Siempre decían eso o algo parecido. Yunho asentía, bajaba la cortina sobre la puerta de la tienda y cerraba con llave; era un hombre cauteloso, y nunca miraba una cartera cerca de una ventana. Al fondo del mostrador había una cortina de paño verde y detrás un corredor que llevaba derecho a nuestra cocina. Si conocía al ladrón le llevaba a la mesa.

—Vamos, hijo —le decía—. No hago esto con todo el mundo. Pero tú eres tan veterano que..., bueno, podrías ser de la familia.

Y hacía que el hombre depositara su mercancía entre las tazas, los mendrugos y las cucharas.

La señora Boa podía estar presente, dando la papilla a un bebé. El ladrón la veía y se quitaba el sombrero.

—¿Todo bien, señora Boa?

—Todo bien, querido.

—¿Qué tal, Seul?¡Cómo has crecido!

Yo los consideraba mejores que los magos, pues de sus abrigos y mangas salían libros de bolsillo, pañuelos de seda y relojes de pulsera; o sino joyas, vajilla de plata, candelabros de latón, enaguas...; todo tipo de tejidos, a veces. «Esto es tela de calidad», decían, mientras lo exponían a la vista, y Yunho se frotaba las manos y parecía expectante. Pero después examinaba el botín y se le oscurecía la cara. Era un hombre de aspecto muy apacible, muy honrado de apariencia; de mejillas muy pálidas, de labios y patillas pulcros. Se le apagaba la cara y te partía el corazón.

—Tela —decía, meneando la cabeza, pasando los dedos por un billete—. Muy difícil de endilgar. —O bien—: Velas. La semana pasada recibí de un tugurio de White hall una docena de velas de la mejor calidad.
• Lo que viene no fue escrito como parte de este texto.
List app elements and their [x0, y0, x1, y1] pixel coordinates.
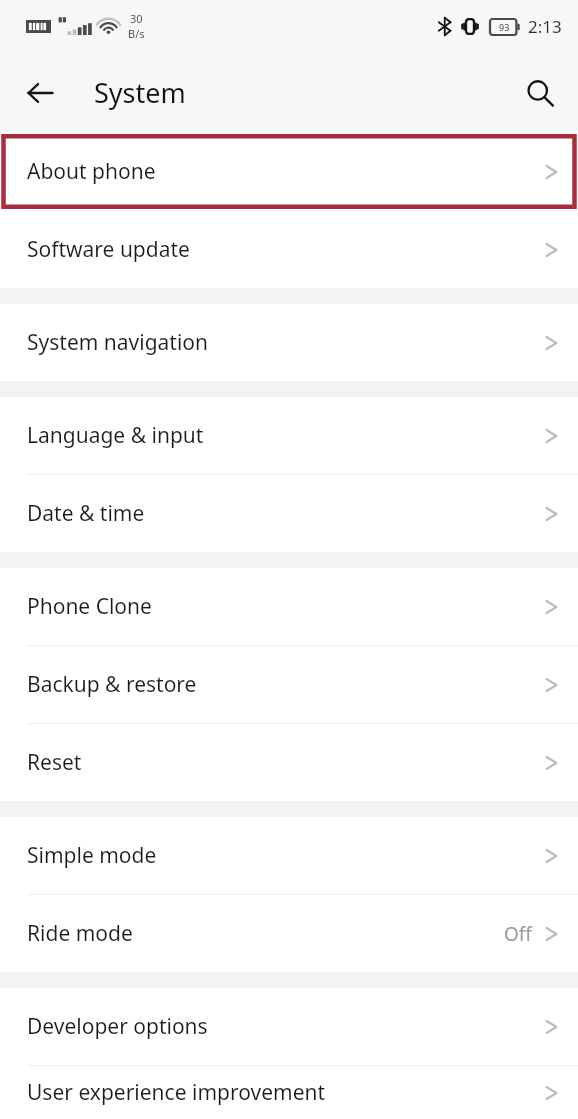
- button[interactable]: Back: [14, 67, 66, 119]
- button[interactable]: Search: [514, 67, 566, 119]
- staticText: System navigation: [27, 328, 209, 357]
- staticText: Software update: [27, 235, 190, 264]
- staticText: Language & input: [27, 421, 204, 450]
- staticText: 2:13: [528, 15, 562, 38]
- button[interactable]: User experience improvement: [0, 1066, 578, 1119]
- button[interactable]: Reset: [0, 724, 578, 801]
- button[interactable]: Language & input: [0, 397, 578, 474]
- button[interactable]: About phone: [0, 133, 578, 210]
- staticText: Date & time: [27, 499, 145, 528]
- button[interactable]: Backup & restore: [0, 646, 578, 723]
- button[interactable]: Phone Clone: [0, 568, 578, 645]
- button[interactable]: Simple mode: [0, 817, 578, 894]
- staticText: Off: [504, 921, 532, 947]
- staticText: Backup & restore: [27, 670, 197, 699]
- button[interactable]: Developer options: [0, 988, 578, 1065]
- staticText: 30: [130, 11, 143, 26]
- button[interactable]: Date & time: [0, 475, 578, 552]
- staticText: Phone Clone: [27, 592, 152, 621]
- staticText: System: [94, 74, 186, 111]
- staticText: Simple mode: [27, 841, 157, 870]
- staticText: Ride mode: [27, 919, 133, 948]
- staticText: 93: [499, 21, 510, 33]
- staticText: User experience improvement: [27, 1078, 326, 1107]
- button[interactable]: Ride mode: [0, 895, 578, 972]
- staticText: B/s: [128, 26, 145, 41]
- staticText: Developer options: [27, 1012, 208, 1041]
- staticText: About phone: [27, 157, 156, 186]
- staticText: Reset: [27, 748, 82, 777]
- button[interactable]: Software update: [0, 211, 578, 288]
- button[interactable]: System navigation: [0, 304, 578, 381]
No he podido hacer nada con ellas. Las tengo paradas.

Se levantaba, fingía calcular un precio, pero ponía una cara como si no se atreviera a decírselo al hombre por miedo a insultarle. A continuación hacía su oferta y el ladrón hacía una mueca de asco.
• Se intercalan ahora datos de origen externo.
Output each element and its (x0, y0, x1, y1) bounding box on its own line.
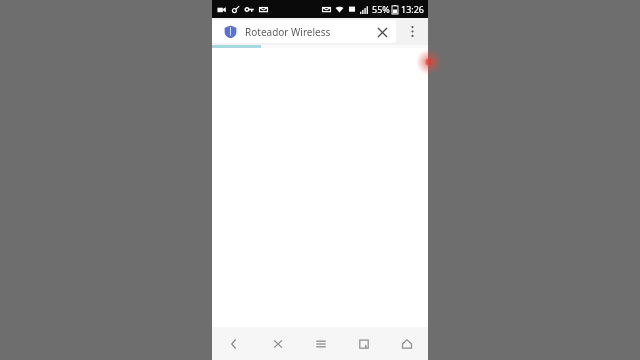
button[interactable]: Home (385, 327, 428, 360)
staticText: Roteador Wireless (245, 25, 372, 39)
staticText: 55% (372, 3, 390, 15)
button[interactable]: Menu (299, 327, 342, 360)
button[interactable]: More options (396, 18, 428, 45)
button[interactable]: Back (212, 327, 256, 360)
button[interactable]: Tabs (342, 327, 385, 360)
button[interactable]: Roteador Wireless (212, 20, 396, 43)
staticText: 13:26 (401, 3, 425, 15)
button[interactable]: Close (256, 327, 299, 360)
button[interactable]: Stop loading (372, 22, 392, 42)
—Señor Yunho —decía—, con esto no me paga ni siquiera la molestia de cruzar el puente de Londres. Vamos, sea justo.

Pero Yunho ya se había ido hasta su caja y estaba contando los chelines encima de la mesa: uno, dos, tres... Hacía una pausa, con el cuarto en la mano. El ladrón veía el brillo de la plata -por esta razón Yunho frotaba sus monedas hasta dejarlas muy relucientes-, y era como una liebre para un galgo.

—¿No podrían ser cinco, señor Yunho?

Yunho levantaba su cara de hombre honrado y se encogía de hombros.
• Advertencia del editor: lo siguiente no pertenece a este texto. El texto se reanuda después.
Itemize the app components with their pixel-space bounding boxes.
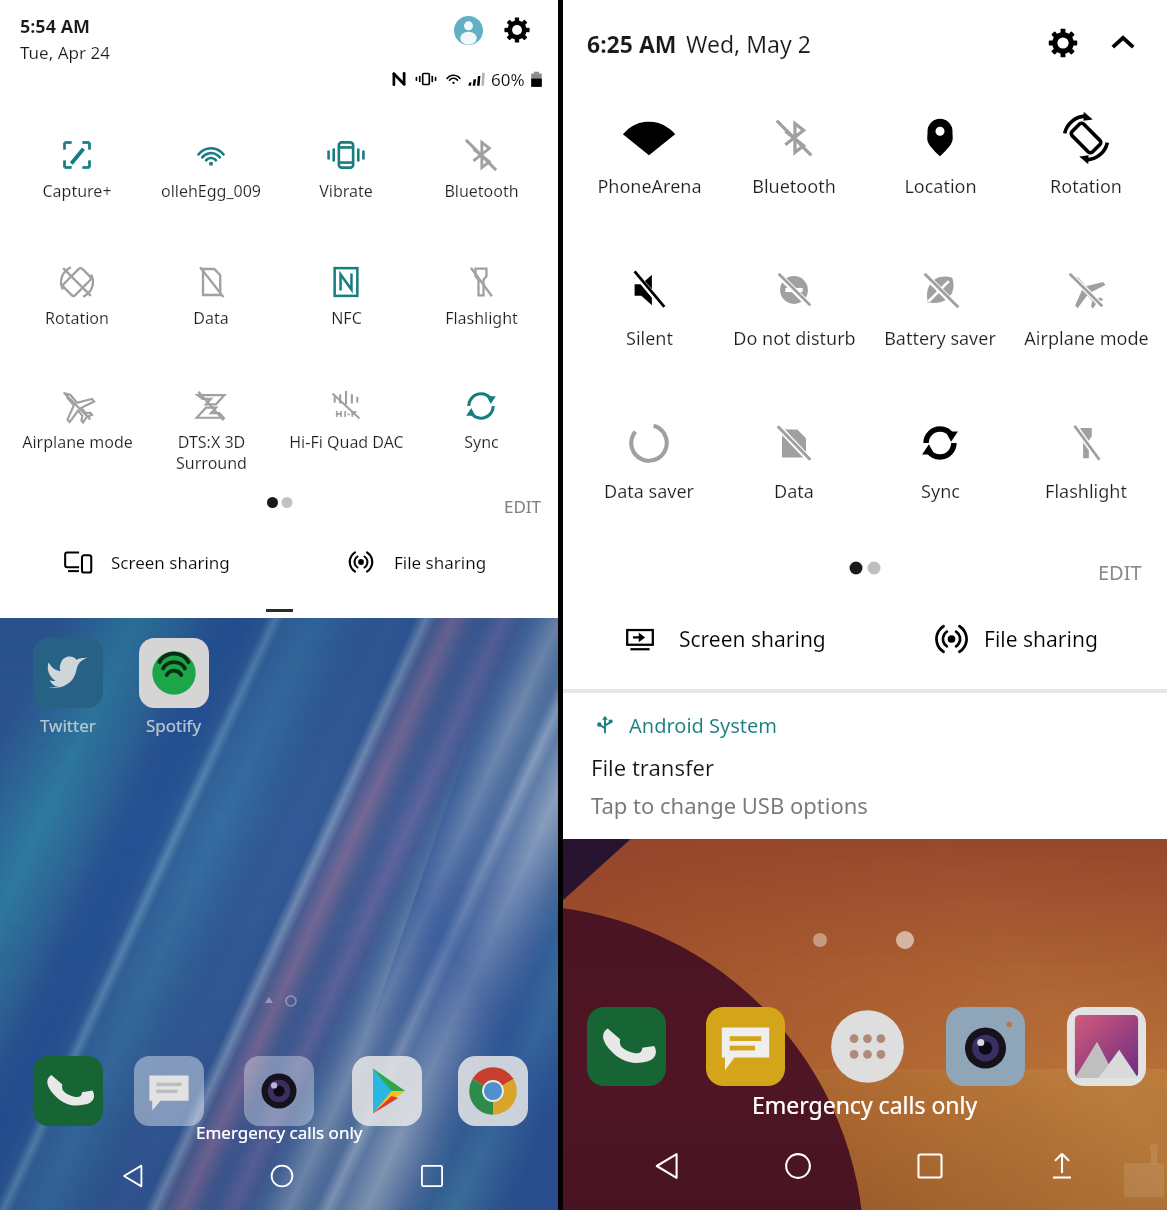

—Me gustaría, hijo. Nada me gustaría tanto. Y si me trajeras algo poco corriente, mi dinero te respondería. Pero esto... — decía, con un ademán sobre el montón de sedas o de billetes o de latón brillante—, esto son fruslerías. Me estaría robando a mí mismo. Estaría quitando de la boca la comida a los bebés de la señora Boa.